On the other hand, if the address is an HBA address, presumably nobody
else would be able to use it (certainly not as a ULID, only possibly
as an RFC 3041 semi-collision), so there is no harm in keeping it
around as a ULID.
IMO this is a feature: if I unplug my ethernet from my powerbook
and turn on my wifi, I get the same address on a different interface
and my sessions are still alive. Under windows, things like this
kill your sessions immediately.
in this case i guess that this address should be:
- kept as a ULID during all the time
- should be removed from the locator set during the period which the
address was not available (i.e. during the time it took to remove it
from the ethernet and it is back in the wifi)

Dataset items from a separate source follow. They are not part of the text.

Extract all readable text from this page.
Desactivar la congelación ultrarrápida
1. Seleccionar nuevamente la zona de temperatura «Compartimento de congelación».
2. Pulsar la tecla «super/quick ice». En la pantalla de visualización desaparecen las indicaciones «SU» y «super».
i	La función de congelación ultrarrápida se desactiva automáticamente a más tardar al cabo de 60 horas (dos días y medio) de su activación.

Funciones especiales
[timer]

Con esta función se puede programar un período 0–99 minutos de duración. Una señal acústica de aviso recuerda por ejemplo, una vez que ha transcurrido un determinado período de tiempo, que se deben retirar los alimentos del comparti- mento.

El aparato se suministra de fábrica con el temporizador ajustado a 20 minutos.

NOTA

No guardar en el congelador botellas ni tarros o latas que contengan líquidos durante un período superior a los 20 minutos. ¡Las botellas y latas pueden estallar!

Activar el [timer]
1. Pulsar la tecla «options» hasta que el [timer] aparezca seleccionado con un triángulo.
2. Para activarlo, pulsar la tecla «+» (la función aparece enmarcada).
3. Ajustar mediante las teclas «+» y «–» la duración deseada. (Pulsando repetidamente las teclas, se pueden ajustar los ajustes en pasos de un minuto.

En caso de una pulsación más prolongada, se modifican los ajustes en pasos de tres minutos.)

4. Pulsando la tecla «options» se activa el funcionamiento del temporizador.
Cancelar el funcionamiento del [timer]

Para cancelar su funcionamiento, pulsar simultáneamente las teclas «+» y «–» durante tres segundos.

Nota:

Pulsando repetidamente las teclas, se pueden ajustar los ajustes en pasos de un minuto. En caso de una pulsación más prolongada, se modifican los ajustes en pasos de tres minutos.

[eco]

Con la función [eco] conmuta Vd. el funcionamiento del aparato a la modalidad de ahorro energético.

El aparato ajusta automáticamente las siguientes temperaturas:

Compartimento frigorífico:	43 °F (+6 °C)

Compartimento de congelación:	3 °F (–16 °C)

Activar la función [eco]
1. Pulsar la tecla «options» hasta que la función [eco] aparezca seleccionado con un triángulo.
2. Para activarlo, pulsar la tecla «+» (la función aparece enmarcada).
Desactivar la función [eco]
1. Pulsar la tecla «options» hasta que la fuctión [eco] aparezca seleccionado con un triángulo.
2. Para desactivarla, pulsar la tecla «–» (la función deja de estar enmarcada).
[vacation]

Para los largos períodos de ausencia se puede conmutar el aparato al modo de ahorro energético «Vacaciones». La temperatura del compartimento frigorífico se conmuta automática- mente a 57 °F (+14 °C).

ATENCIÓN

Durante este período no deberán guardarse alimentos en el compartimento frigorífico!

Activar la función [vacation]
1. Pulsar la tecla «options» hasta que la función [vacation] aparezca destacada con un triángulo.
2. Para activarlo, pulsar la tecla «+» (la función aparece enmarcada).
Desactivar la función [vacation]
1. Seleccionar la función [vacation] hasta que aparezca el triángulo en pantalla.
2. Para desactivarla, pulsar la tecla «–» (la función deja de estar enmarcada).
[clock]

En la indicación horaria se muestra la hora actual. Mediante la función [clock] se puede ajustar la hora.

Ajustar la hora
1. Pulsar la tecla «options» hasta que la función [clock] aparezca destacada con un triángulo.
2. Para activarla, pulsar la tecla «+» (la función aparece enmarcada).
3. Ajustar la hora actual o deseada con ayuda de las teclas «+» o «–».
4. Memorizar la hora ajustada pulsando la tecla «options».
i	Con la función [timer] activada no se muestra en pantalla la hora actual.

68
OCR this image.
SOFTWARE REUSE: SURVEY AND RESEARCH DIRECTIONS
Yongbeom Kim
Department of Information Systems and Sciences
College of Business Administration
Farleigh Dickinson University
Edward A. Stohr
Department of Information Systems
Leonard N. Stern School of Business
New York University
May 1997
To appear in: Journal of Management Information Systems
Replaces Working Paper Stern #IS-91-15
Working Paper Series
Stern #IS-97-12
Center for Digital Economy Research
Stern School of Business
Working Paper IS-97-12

Maybe we should keep using the ULID as long as there is shim state
that refers to it, but it's removed when the shim state that uses the
ULID is removed.
agree
The way I see it there is an ordered list of address pairs. The more
probes fail to make it to the other side the lower the address pair
ends up on the list, I imagine. :-)
but what happens when you only have 2 address paris for instance? you
may end up trying with the same two address pairs forever... I mean,
i guess we need a mechanism to give up trying, right?
Hm, maybe, maybe not... How does this work for current IP?
I guess that while the shim is still trying to move the session to a
different address pair, we should block ICMP errors and such so the
application won't give up, but when the shim can't find a working
address pair, we should pass on the ICMP errors to the upper layer. At
the same time, I'm not sure if we should ever really give up as long
as upper layers keep sending traffic: connectivity can come back at
any time.
well, the shim could perhaps generate an internal ICMP error for
informing ULPs that no path is available
We need to think about the situation where a fast primary link fails
and we switch to a slow backup, though. Presumably, we'll want to
switch back to the fast primary address pair when possible.
Right, the same arguments may apply for other reasons like cost of
the link, security/privacy features of the path... But the question
is how does the shim is aware of such information? i guess that these
are policy issues and we could include some means to express this
type of considerations in the shim
Right. For destination addresses and to some degree, source addresses,
this can work through the RFC 3484 policy table, but it gets more
difficult when we have to select an output interface or ISP/site exit,
possibly though the source address in the packet.
BEsides, in order to return to the original path, the shim needs to the
probing it all the time, so that it can detect when the original path
is back up. I mean, this wouldn't normally occur for other paths, since
the shim won't be probing alternative paths while the current path is
working, so if we want this feature, the default behaviour needs to be
modified i guess.
regards, marcelo